Every measuring instrument has no error when readings are taken. The least count, uncertainty or maximum possible error characterize such errors.
Instruments' errors can be compared by calculating the percentage of uncertainty of their readings. The instrument with the least uncertainty is taken to measure objects, as all measurements consider accuracy. The percentage uncertainty is calculated with the following formula:
- (Maximum Possible error/Measurement of the Object in question) *100
The smaller the measurement, the larger the percentage uncertainty. The least count of an instrument is indirectly proportional to the precision of the instrument.
A Vernier scale is constructed by taking 49 main scale divisions dividing them into 50 divisions
- ie. 49mm divided into 50 parts
- 1 vsd=49/50 mm=0.98mm
- 1 MSD=1mm
- substituting in formula
- L.C = 1 M.S.D - 1 V.S.D
Least count error
The smallest value that can be measured by the measuring instrument is called its least count. Measured values are good only up to this value. The least count error is the error associated with the resolution of the instrument.

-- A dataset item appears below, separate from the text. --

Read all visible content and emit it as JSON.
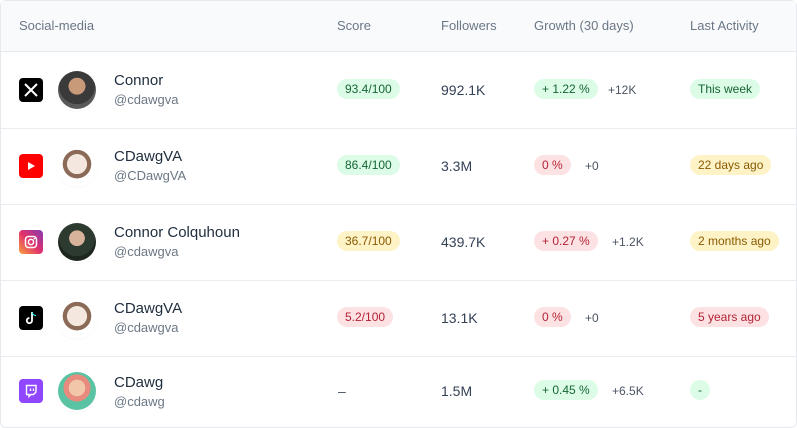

For example, a vernier caliper's least count is 0.02 mm while a spherometer may have a least count of 0.001 mm. Least count error belongs to the category of random errors but within a limited scale; it occurs with both systematic and random errors. If we use a metre scale for measurement of length, it may have graduations at 1 mm division scale spacing or interval.
Instruments of higher precision, improving experimental techniques, etc., can reduce the least count error. Repeating the observations and taking the arithmetic mean of the result, the mean value would be very close to the true value of the measured quantity.